Terkait dengan perusahaan yang diperkirakan membeli gabah/beras jenis varietas VUB dari petani, penggilingan, pedagang, selanjutnya dengan prosessing/ diolah menjadi beras premium dan dijual dalam kemasan 5 kg atau 10 kg ke konsumen harga Rp23.000-26.000/kg, menurut hitungan Kementan terdapat disparitas harga beras premium antara harga di tingkat petani dan konsumen berkisar 300 persen.

Berdasarkan temuan di beberapa "supermarket" atau pasar swalayan harga beras, cap Ayam Jago jenis pulen wangi super dan pulen wangi Giant Cilandak, Jakarta Selatan masing-masing Rp25.380 per kg dan Rp21.678 per kg.

Pasar Swalayan Kemayoran, Jakarta Utara Rp23.180 per kg kemudian di Malang Town Square, ayam jago beras pulen wangi super mencapai Rp26.305 per kg.

"Sementara dijumpai perusahaan lain membeli gabah ke petani dengan harga yang relatif sama, diproses menjadi beras medium dan dijual harga normal medium rerata Rp10.519/kg beras. Diperkirakan disparitas harga beras medium ini di tingkat petani dan konsumen Rp3.219/kg atau 44 persen," paparnya.

Mentan menyatakan, nilai ekonomi bisnis beras secara nasional mencapai Rp484 triliun sementara untuk memproduksi beras tersebut biaya petani Rp278 triliun dan memperoleh marjin Rp65,7 triliun.

Sedangkan pada sisi hilir, konsumen membeli beras kelas medium rerata saat ini Rp10.519/kg setara Rp484 triliun, dan bila konsumen membeli beras premium maka angkanya jauh lebih tinggi lagi.

Sementara pedagang perantara atau "middleman" setelah dikurangi biaya proses, pengemasan, gudang, angkutan dan lainnya Kementan memperkirakan memperoleh marjin Rp133 triliun.

Melihat kesenjangan profit marjin antara pelaku ini tidak adil, di mana keuntungan produsen petani sebesar Rp65,7 triliun ini bila dibagi kepada 56,6 juta anggota petani padi, maka setiap petani hanya memperoleh marjin Rp 1 juta-2 juta per tahun.
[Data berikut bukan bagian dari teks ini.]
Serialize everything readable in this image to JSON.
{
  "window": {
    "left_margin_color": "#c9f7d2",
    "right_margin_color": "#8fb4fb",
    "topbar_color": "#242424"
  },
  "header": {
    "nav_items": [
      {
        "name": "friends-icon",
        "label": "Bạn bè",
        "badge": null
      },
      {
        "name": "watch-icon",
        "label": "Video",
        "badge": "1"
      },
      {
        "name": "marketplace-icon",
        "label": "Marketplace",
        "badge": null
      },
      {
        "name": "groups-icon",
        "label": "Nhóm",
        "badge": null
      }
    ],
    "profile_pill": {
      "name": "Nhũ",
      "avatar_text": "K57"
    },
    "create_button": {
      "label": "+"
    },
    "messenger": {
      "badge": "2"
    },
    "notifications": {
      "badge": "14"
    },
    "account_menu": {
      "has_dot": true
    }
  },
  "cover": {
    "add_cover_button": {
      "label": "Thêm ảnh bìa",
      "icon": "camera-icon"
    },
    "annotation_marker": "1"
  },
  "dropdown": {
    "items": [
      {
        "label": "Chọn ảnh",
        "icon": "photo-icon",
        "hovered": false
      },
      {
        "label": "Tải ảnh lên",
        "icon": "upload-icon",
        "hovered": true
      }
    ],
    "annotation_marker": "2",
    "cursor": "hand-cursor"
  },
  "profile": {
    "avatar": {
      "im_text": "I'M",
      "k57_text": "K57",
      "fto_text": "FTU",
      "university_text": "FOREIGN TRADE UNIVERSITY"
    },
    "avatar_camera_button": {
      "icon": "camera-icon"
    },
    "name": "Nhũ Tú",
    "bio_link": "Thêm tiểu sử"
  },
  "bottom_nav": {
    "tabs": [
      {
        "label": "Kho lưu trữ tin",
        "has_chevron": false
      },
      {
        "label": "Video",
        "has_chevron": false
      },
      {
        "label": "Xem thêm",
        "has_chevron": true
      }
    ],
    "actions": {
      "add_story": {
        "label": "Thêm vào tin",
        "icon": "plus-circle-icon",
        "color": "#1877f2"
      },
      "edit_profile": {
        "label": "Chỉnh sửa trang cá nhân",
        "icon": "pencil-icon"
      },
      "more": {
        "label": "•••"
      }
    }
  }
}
Sementara setiap pedagang/middleman secara rata-rata memperoleh Rp133 triliun dibagi estimasi jumlah pedagang 400 ribu orang, sehingga rata-rata per orang Rp300-an juta per pedagang.

"Keuntungan tersebut adalah rata-rata, ada yang mendapat keuntungan sangat besar ada yang mendapat keuntungan sangat kecil. Satgas pangan menginginkan keuntungan terdistribusi secara adil dan proporsional kepada petani, pedagang beras kecil dan melindungi konsumen," tuturnya.

Terkait penanganan pelanggaran hukum yang dituduhkan pada PT IBU, Amran menyerahkan masalah hukum perusahaan tersebut kepada penegak hukum, sedangkan disparitas harga ditangani oleh tim Satgas Pangan, sementara produksi pangan menjadi tanggung jawab Kementerian Pertanian.

"Masalah hukum serahkan ke penegakan hukum, masalah PT IBU itu bukan domain kita," ujarnya.